As the level of crime (federal theft) increases this could transition into the prisoner’s dilemma.  Each prisoner improves his position by ratting the other guy out.  Consequently, both prisoners turn rat, and both lose.

As far as I know, there is only one solution, which is Moses' solution.  Kill off all the debt and never let it happen again.  All loans are 0% interest loans and short-term payback (7 years).  A strict division is drawn between lending and business risk investing.  Business risk investing may share its predetermined proportion of profits of any magnitude for any time, but must also accept total loss as a risk (no bailouts under any circumstances).  Job loss is not a real consideration; it is a smokescreen that covers up the problem.  The reality is that all jobs are lost as soon as the business becomes unprofitable; we just want to live in denial of the facts.

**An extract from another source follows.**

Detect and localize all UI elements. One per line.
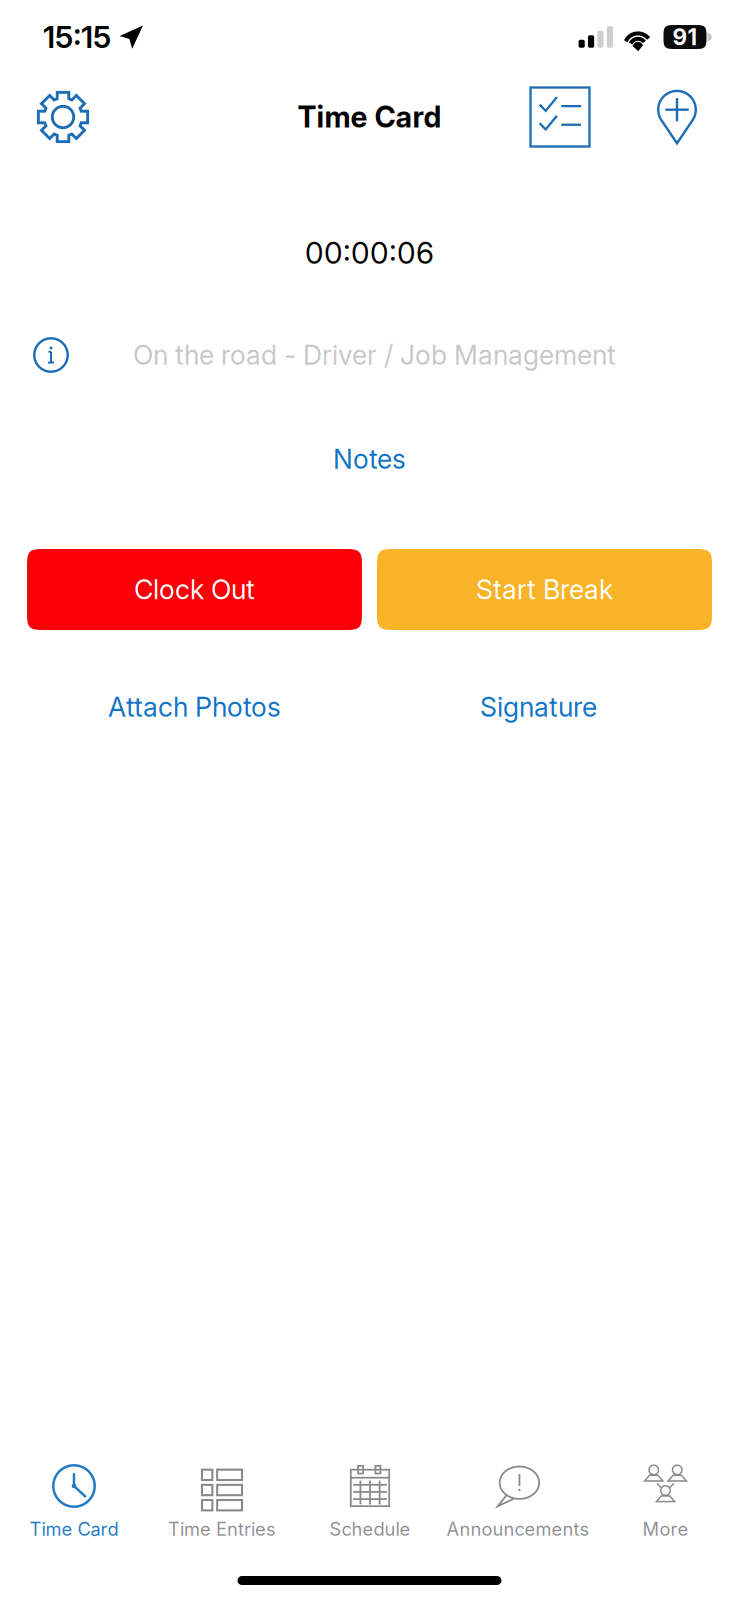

The objection is frequently raised that this is nothing more than defaulting on loans, which is a vicious social evil.  I would agree except for the fact the the loans were established under fraudulent conditions to begin with.  This always was a Dutch book.[12]  We have always played with loaded dice.  High risks were always sheltered, but jobs were never ever really sheltered.[13]  The system was dishonest from square one.

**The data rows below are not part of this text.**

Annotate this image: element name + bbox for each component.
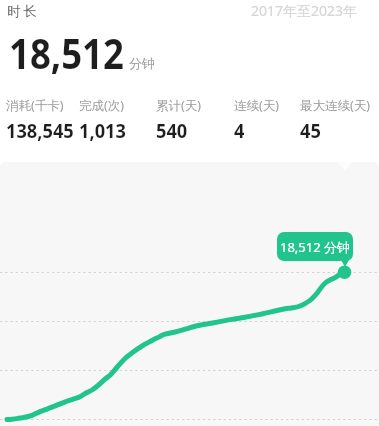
- staticText: 45: [300, 118, 321, 141]
- staticText: 18,512: [9, 24, 125, 81]
- staticText: 连续(天): [234, 97, 280, 114]
- button[interactable]: 2017年至2023年: [245, 0, 373, 23]
- staticText: 1,013: [79, 118, 126, 141]
- staticText: 最大连续(天): [300, 97, 371, 114]
- staticText: 540: [156, 118, 188, 141]
- button[interactable]: 累计(天): [156, 97, 202, 141]
- staticText: 消耗(千卡): [6, 97, 64, 114]
- button[interactable]: 18,512 分钟: [277, 232, 353, 261]
- button[interactable]: 时长: [4, 0, 64, 24]
- staticText: 18,512 分钟: [280, 238, 351, 256]
- staticText: 4: [234, 118, 245, 141]
- button[interactable]: 连续(天): [234, 97, 280, 141]
- staticText: 时长: [6, 3, 38, 20]
- button[interactable]: 消耗(千卡): [6, 97, 77, 141]
- button[interactable]: 完成(次): [79, 97, 128, 141]
- button[interactable]: 累计时长趋势图: [0, 162, 379, 426]
- staticText: 分钟: [129, 55, 155, 71]
- staticText: 累计(天): [156, 97, 202, 114]
- staticText: 2017年至2023年: [251, 1, 358, 20]
- staticText: 138,545: [6, 118, 74, 141]
- button[interactable]: 最大连续(天): [300, 97, 371, 141]
- staticText: 完成(次): [79, 97, 125, 114]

To get out of the box we are going to have to obey Moses and Christ, and write off all the debts.  We need to do this in an orderly fashion if at all possible.  Otherwise it will be done to us, as it is being done to Greece right now.  Controlled or uncontrolled, orderly or disorderly, the game always ends the same way.

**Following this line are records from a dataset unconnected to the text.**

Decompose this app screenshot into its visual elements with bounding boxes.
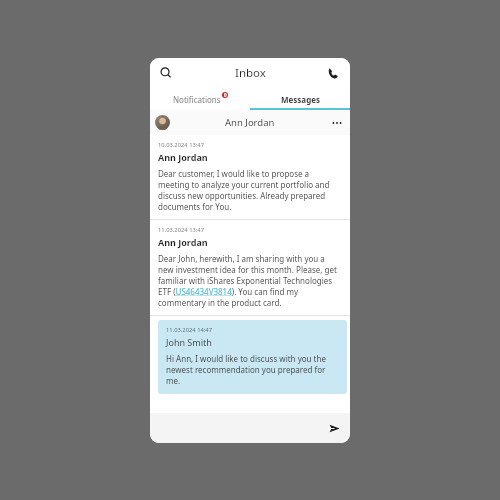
button[interactable]: Search [154, 61, 178, 85]
staticText: Messages [281, 94, 320, 105]
staticText: 11.03.2024 14:47 [166, 326, 212, 334]
staticText: Dear John, herewith, I am sharing with y… [158, 253, 342, 308]
staticText: 11.03.2024 13:47 [158, 226, 204, 234]
button[interactable]: Notifications [150, 88, 250, 110]
button[interactable]: 10.03.2024 13:47 [150, 135, 350, 219]
button[interactable]: More options [328, 114, 346, 132]
button[interactable]: Call [321, 61, 345, 85]
staticText: Hi Ann, I would like to discuss with you… [166, 353, 339, 386]
staticText: Inbox [235, 65, 266, 81]
button[interactable]: 11.03.2024 13:47 [150, 220, 350, 315]
staticText: Ann Jordan [158, 236, 208, 248]
staticText: 10.03.2024 13:47 [158, 141, 204, 149]
staticText: Ann Jordan [225, 116, 275, 129]
staticText: 0 [224, 92, 227, 98]
staticText: Ann Jordan [158, 151, 208, 163]
staticText: Dear customer, I would like to propose a… [158, 168, 342, 212]
button[interactable]: Ann Jordan [150, 110, 350, 135]
staticText: Notifications [173, 94, 221, 105]
button[interactable]: 11.03.2024 14:47 [158, 320, 347, 394]
staticText: John Smith [166, 336, 212, 348]
button[interactable]: Send [324, 418, 344, 438]
button[interactable]: Messages [250, 88, 350, 110]
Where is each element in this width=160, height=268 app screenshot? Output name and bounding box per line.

Is the federal government coming after your savings?  Yer darn tootin, they are.  It’s just a matter of when and how.


Yours in Christ,

Herb aka Augie



[5] my estimates of survival living
[6] http://en.wikipedia.org/wiki/Medicare_(United_States
[8] New National Retirement System
[9] Stevens, Scott P., Games People Play: Game Theory in Life, Business, and Beyond (The Teaching Company, Chantilly, Virginia, 2008) 219 pages, 2 CDs
[10] http://en.wikipedia.org/wiki/Nash_equilibrium  John Forbes Nash, Jr. (http://en.wikipedia.org/wiki/John_Forbes_Nash,_Jr.)
[11] http://en.wikipedia.org/wiki/Focal_point_(game_theory)  It would be folly to believe that anyone is communicating or is even able to communicate in the current game.  The current game tends to render communication impossible.
[12] http://en.wikipedia.org/wiki/Dutch_book
[13] When your boss goes broke, your job is gone, and a bailout doesn’t really solve the problem; it simply redefines who went broke.  In this case instead of mega-companies going broke the debt is transferred to the backs of the populace, and the populace goes broke.  Since the populace is also the workers, jobs no longer exist.